#812
10:16 pm, Monday, May 21st, 2007My internet access has been restored! Which means I’m using my desktop again. And that’s a good thing because I have like a dozen Opera tabs that I forgot to check whilst limited to my laptop. One of these was my Google Analytics page, which showed a huge surge in traffic on Friday — about three times the normal daily pageviews. Why? I think the Top 5 Keywords report for that day explains it…

Three of those actually retain their Top 5 status when I expand the range to cover the entire month-to-date.
Here are a couple food pics I was too lazy to upload to the notebook during my net-famine — my “fancy” mac & cheese and Brett’s fried rice:
I got a couple new adds on Facebook — Paige and Amy. It’s so much better than MySpace — the pages aren’t uglified with loud music and backgrounds that make text nigh invisible. Seems like the users are more mature too. People don’t fill their profiles with kiddy “personality test results” and other web chaff no one cares about. I wish I could convince Charlie and some of the other Fed Way ppl to make the switch.
Boy, I missed a bunch of good TotD’s while I was offline. I guess I could’ve saved the page to the laptop, but oh well. Looks like we’re almost out again.
TotD:
What fictional setting would you like to live in?
This one’s easy: Transhuman Space. First thing I’d do is get uploaded and sell my body off as a bioshell. ‘Course, I guess I could also do that in the world of Greg Egan’s Diaspora. (Is there a name for that setting? The one with the Ndoli device, polises, and infomorphs? He seems to use it a lot in various time periods.) I think a lot of scifi nerds would initially go with Star Trek since it seems the most utopian, but what society in that setting would anyone want to join? The Federation is depressingly communist. Klingons would just beat you up and call you an honorless ptak. Ferenginar is possibility, now that Zek’s new “liberal” reforms (like allowing females to own property) have been enacted, but I suspect they’d be too xenophobic to accept human emigration. Life with the Vulcans would be beyond boring. Ditto for the Bajorans (unless you really enjoy farm labor and living under a planet-wide theocracy).

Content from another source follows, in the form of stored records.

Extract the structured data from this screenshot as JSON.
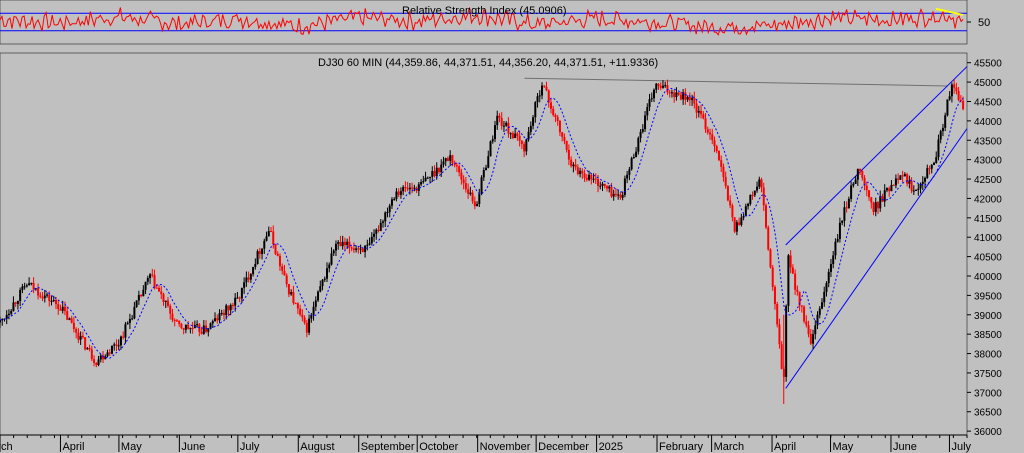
{
  "chart_data": [
    {
      "type": "line",
      "title": "Relative Strength Index (45.0906)",
      "y_ticks": [
        50
      ],
      "ylim": [
        0,
        100
      ],
      "reference_lines": [
        30,
        70
      ],
      "colors": {
        "series": "#ff0000",
        "reference": "#0000ff",
        "divergence": "#ffff00"
      },
      "series": [
        {
          "x": [
            "2024-03-01",
            "2024-04-01",
            "2024-05-01",
            "2024-06-01",
            "2024-07-01",
            "2024-08-01",
            "2024-09-01",
            "2024-10-01",
            "2024-11-01",
            "2024-12-01",
            "2025-01-01",
            "2025-02-01",
            "2025-03-01",
            "2025-04-01",
            "2025-05-01",
            "2025-06-01",
            "2025-07-01",
            "2025-07-08"
          ],
          "values": [
            55,
            48,
            62,
            45,
            58,
            40,
            60,
            52,
            66,
            44,
            58,
            50,
            38,
            42,
            60,
            55,
            66,
            45
          ]
        }
      ]
    },
    {
      "type": "candlestick",
      "title": "DJ30 60 MIN (44,359.86, 44,371.51, 44,356.20, 44,371.51, +11.9336)",
      "x_tick_labels": [
        "March",
        "April",
        "May",
        "June",
        "July",
        "August",
        "September",
        "October",
        "November",
        "December",
        "2025",
        "February",
        "March",
        "April",
        "May",
        "June",
        "July"
      ],
      "y_ticks": [
        36000,
        36500,
        37000,
        37500,
        38000,
        38500,
        39000,
        39500,
        40000,
        40500,
        41000,
        41500,
        42000,
        42500,
        43000,
        43500,
        44000,
        44500,
        45000,
        45500
      ],
      "ylim": [
        35900,
        45750
      ],
      "grid": false,
      "colors": {
        "up": "#000000",
        "down": "#ff0000",
        "moving_average": "#0000ff",
        "trendline": "#0000ff",
        "resistance": "#707070"
      },
      "price": {
        "x": [
          "2024-03-01",
          "2024-03-15",
          "2024-04-01",
          "2024-04-19",
          "2024-05-01",
          "2024-05-17",
          "2024-05-31",
          "2024-06-14",
          "2024-07-01",
          "2024-07-17",
          "2024-07-25",
          "2024-08-05",
          "2024-08-20",
          "2024-09-06",
          "2024-09-20",
          "2024-10-02",
          "2024-10-18",
          "2024-10-31",
          "2024-11-11",
          "2024-11-25",
          "2024-12-04",
          "2024-12-20",
          "2025-01-02",
          "2025-01-13",
          "2025-01-31",
          "2025-02-18",
          "2025-03-03",
          "2025-03-13",
          "2025-03-26",
          "2025-04-07",
          "2025-04-09",
          "2025-04-21",
          "2025-05-06",
          "2025-05-15",
          "2025-05-23",
          "2025-06-06",
          "2025-06-13",
          "2025-06-24",
          "2025-07-02",
          "2025-07-08"
        ],
        "close": [
          38800,
          39800,
          39200,
          37800,
          38300,
          40000,
          38700,
          38600,
          39400,
          41200,
          39900,
          38600,
          40800,
          40700,
          42200,
          42300,
          43100,
          41800,
          44100,
          43300,
          45000,
          42800,
          42400,
          42000,
          44900,
          44600,
          43400,
          41200,
          42500,
          37200,
          40500,
          38200,
          41300,
          42800,
          41700,
          42700,
          42200,
          43100,
          44900,
          44370
        ]
      }
    }
  ]
}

Okay, gotta find a decent laptop for my mom. I think the HP Pavilion dv6000t might be a good fit for her. Too bad everything comes with Vista these days.
May 22nd, 2007 at 1:20 am
Damn! Creedthoughts, Schrutebucks, and Stanley nickels. None of those terms appeared on my blog! :P
By the way, if you’re looking for decent, you should really consider a Dell Inspiron through their Small Business division. Small Business offers much better support than Home/Home Office and the option of getting a laptop with XP instead of Vista. I can’t get myself to recommending an HP/Compaq for any reason, unless the deal absolutely can’t be beat (it’s probably due to the bad experiences I’ve had with HP/Compaq in the past).
Good to hear your internet connection is back up!
May 22nd, 2007 at 2:33 am
lol, Schrutebucks are where it’s at!
I like Dell; I have an Inspiron 9100 myself. But I’ve had fewer problems with HPs and their touchpads are far superior. I’m frequently torn though since the Dell coupon codes are (usually) so awesome.
I’d read about Dell bringing back the XP option, but I didn’t think it’d gone into effect yet.
May 23rd, 2007 at 2:12 pm
Yeah, the UFP /is/ communist, but advanced technology has allowed them to overcome the shortcomings of communism. Noone /has/ to work, and everyone gets everything they need anyway. You can argue that the UFP isn’t realistic, but it’d certainly be a comfrotable lifestyle, more so than any other setting with which I have that kind of intimate familiarity.
Of course, I don’t know much about Transhuman Space, either.
At some points in spacetime, Asimov’s Robots/Foundation universe (I don’t know if this setting as a proper name) can be pretty comfy, too. Imagine living on a plantation where all the work was done by uncomplaining robots.
May 23rd, 2007 at 5:08 pm
I think life as a Federation citizen would be pretty boring — your only entertainment would be classic literature, news, and the two hours per month that you’re allowed access to the state-run holosuites. No internet, no television. (Not as we know them, anyway.) You’d be comfortable, but I think most people (with even modest ambitions) wouldn’t be satisfied.
May 24th, 2007 at 11:54 am
I would go with Star Wars, pre-Phantom Menace. That way you could be a Jedi when they were respected, without worrying about Darth Vader or hordes of cannon fodder stormtroopers. An outer rim frontier planet like Tattooine would be a good place to hang out; no one would be overly concerned about the occasional lightsaber decapitation.